Verifying Ecommerce Orders the Right Way

Every eCommerce shop deals with the eventual scenario of a risky customer order. There might be some red flags through past experiences, or another fraud tool alerts you about risky behavior. Usually, this happens because a customer’s velocity, IP, device, amount, or one of many other factors triggered a review for the order. At Trust Swiftly, we have seen through multiple clients that the fraud systems and rules are too strict, leading to refunds and declined sales. For many businesses, you might be better off turning off more fraud checks to increase revenue. Instead of delving into the pros and cons of ways to balance fraud and orders, we will look into cases of what to do when you believe you have a chance of eCommerce fraud.

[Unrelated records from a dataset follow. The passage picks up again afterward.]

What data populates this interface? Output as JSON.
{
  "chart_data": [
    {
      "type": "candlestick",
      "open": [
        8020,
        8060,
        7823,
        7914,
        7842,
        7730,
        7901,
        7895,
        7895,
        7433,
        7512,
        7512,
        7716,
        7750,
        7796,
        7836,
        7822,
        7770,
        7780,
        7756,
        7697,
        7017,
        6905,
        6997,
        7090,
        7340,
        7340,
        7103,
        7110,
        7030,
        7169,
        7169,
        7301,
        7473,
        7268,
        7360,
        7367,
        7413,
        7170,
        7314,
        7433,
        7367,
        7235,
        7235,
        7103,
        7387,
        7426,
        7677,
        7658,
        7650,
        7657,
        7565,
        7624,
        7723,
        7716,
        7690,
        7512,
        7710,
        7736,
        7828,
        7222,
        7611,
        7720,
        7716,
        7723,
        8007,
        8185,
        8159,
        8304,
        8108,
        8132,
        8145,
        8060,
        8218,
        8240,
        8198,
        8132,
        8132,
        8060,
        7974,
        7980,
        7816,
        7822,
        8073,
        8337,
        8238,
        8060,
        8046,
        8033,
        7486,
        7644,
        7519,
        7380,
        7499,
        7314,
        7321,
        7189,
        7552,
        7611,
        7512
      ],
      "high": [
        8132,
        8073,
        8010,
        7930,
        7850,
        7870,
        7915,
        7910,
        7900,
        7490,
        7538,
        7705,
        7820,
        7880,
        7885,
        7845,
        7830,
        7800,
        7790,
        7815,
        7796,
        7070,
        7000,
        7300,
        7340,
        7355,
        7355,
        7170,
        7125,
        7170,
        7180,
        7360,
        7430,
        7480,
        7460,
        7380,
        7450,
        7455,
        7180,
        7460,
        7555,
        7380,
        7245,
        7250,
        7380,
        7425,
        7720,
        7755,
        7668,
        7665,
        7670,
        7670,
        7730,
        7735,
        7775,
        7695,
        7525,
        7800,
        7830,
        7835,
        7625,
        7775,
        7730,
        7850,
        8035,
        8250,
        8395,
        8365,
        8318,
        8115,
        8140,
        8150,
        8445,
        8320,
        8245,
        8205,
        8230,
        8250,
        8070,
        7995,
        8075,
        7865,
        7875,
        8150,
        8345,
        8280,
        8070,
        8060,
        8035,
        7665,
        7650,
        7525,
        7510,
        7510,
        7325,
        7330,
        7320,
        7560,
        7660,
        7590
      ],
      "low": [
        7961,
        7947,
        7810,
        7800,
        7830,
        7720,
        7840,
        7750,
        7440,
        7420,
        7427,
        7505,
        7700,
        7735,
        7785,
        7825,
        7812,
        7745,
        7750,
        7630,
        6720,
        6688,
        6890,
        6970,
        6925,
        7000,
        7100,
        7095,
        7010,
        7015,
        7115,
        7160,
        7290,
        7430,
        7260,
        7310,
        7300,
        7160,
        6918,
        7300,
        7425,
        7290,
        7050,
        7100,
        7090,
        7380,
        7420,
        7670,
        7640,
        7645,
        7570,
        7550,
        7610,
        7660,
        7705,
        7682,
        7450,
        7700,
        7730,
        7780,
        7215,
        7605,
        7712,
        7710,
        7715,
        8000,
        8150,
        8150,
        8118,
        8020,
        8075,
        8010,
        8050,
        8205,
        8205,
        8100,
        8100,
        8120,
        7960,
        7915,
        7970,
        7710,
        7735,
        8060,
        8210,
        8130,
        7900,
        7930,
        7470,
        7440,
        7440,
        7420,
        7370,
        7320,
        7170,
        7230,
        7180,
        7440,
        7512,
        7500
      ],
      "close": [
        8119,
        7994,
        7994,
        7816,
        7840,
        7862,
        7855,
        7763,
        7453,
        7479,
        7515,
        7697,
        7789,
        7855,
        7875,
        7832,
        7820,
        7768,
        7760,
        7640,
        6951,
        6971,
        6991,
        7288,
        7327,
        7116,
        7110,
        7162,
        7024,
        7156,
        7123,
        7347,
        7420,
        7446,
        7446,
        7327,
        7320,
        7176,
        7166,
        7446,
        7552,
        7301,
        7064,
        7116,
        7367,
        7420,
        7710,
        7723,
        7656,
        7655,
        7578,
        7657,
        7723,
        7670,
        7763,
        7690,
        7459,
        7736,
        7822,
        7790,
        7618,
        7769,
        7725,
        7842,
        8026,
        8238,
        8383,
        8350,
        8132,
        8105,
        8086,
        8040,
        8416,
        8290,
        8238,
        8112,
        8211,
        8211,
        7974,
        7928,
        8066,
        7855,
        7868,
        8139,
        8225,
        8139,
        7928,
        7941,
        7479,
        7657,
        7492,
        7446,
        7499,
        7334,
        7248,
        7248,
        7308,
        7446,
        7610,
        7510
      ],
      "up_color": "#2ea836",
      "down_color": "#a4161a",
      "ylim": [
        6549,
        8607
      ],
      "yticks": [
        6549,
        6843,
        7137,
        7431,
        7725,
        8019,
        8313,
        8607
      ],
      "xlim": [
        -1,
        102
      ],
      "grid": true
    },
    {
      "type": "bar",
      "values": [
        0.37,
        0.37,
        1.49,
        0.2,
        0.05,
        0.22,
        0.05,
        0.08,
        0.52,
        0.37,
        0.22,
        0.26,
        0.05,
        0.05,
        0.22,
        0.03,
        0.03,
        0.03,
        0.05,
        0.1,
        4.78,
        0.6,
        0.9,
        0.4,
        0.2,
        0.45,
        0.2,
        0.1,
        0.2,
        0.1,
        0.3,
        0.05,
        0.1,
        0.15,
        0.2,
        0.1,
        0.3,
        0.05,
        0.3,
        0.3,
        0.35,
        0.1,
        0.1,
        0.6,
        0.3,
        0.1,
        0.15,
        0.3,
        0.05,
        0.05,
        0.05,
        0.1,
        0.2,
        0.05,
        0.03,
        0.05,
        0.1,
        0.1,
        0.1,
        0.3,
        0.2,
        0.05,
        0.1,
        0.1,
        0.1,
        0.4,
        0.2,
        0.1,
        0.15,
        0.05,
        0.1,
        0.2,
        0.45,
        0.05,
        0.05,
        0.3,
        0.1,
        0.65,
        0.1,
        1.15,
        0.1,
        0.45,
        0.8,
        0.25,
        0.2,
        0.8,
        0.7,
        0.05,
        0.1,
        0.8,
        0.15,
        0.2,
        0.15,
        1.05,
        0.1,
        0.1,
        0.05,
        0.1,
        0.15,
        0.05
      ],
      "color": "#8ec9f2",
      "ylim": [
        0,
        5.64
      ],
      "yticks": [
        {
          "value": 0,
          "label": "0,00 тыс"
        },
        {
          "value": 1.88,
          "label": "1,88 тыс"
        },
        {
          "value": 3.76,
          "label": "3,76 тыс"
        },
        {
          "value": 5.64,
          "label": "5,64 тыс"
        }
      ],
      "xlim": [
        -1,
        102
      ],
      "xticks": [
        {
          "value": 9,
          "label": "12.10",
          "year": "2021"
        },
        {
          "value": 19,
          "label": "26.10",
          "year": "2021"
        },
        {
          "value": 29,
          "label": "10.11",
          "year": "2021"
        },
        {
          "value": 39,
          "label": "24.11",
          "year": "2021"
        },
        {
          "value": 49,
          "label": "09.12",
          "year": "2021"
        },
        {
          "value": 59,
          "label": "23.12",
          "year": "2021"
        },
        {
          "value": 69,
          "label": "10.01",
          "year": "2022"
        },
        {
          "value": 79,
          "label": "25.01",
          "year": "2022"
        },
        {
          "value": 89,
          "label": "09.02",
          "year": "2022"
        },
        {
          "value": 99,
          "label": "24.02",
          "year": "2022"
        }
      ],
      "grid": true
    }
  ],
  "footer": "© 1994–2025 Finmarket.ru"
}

To start, we will assume you are already past the point of outright accepting or rejecting the order. You are stuck in the middle, looking for a clue to decide the outcome of the customer. To do this, most eCommerce stores have their customer support or dedicated professional fraud review the order. Once you have reviewed the order, there is an option to verify the individual through additional friction. We will only cover post-checkout verifications as they can usually be swapped into any point of a customer’s purchase journey. There are non-additional friction methods such as 3rd party data sources; however we have found those don’t always give a clear answer. Shopify details some basic fraud verification tips. Having another data point might be enough to tip the scale into a decision about the order finally. So, what are these verification options, you might ask?

  1. ID Verifications – This is the most common we see eCommerce stores asking to complete an order. However, this is a huge ask for most e-commerce transactions. Many customers will be offended by a store that thought to ask them for their ID. It depends on your industry and customers to know if you can get away with the request. For age-restricted purchases such as drugs and alcohol, this is an understandable request. However, it is excessive and not even a problematic deterrent for most fraudsters for most other transactions.

  2. Credit Card Last 4 – Another less privacy-invasive method to verify but one that can result in substantial security compromises. Typically a merchant will have the first six and last four digits of a card. This verify method attempts to check physical possession of the card used in your shop. As long as the shop can verify the credit card picture with the name and numbers expected, they can approve the order. However, you now open yourself to bigger security issues as some users will make mistakes and not cover up the entire card number representing a potential PCI issue. Tools like Trust Swiftly can automatically detect whole card numbers in the image and reject them, forcing the customer to upload the card image properly.

  3. Bank Receipt – Requesting a bank receipt or app image of the recent bank activity is another way to prove ownership of a credit card. In this case, the customer will take a screenshot of their transaction, which should show unique identifiers like your merchant name, URL, and phone number. This is a preferred method by many customers as they are not giving up any sensitive data, and you can confirm their ownership by checking some data from the image. You should ascertain that their bank name matches the expected card and that all the merchant identifier data is similar to your store. There are a few downsides to this method as bank receipts vary significantly between apps and websites. Sophisticated fraudsters can also try to forge a fake pass. Next, some transactions might not show up if the bank takes time to display the information. This can be deterred by using a dynamic statement to match an expected description with the transaction.

  4. Trust Swiftly Card Verify – We have built a unique card verification system that securely verifies ownership of a credit card. Using 3DS2 combined with a random authorization debit, we can ensure the security of the transaction. This technique results in the quickest and most automated method for verifying an eCommerce customer. This method goes explicitly after most fraudsters' stolen credit card operations. They will have all the cardholder details, and even some use 3DS interception tools to get the 2FA code. However, with Trust Swiftly’s method, they would need access to the user's statement activity which is extremely difficult.

  5. Misc Verification – Calling the customer to ask about the transaction to confirm it is a quick method. As well as sending an SMS to verify their phone exists and populate any data from it. Both these methods can also be automated by Trust Swiftly. Even a simple email or live chat session can uncover a fraudster vs a genuine customer.

In the end, each of these methods can be applied in certain situations. However, we do not advise using ID verifications right off the bat unless necessary. Just look at some eCommerce stores reviews that collect IDs as part of their fraud prevention. Trust Pilot will show plenty of 1-star reviews from mad customers about the verification process. We just touched the tip of verification options available to eCommerce stores. Trust Swiftly has over 15 different methods now that can be tailored for your unique situation.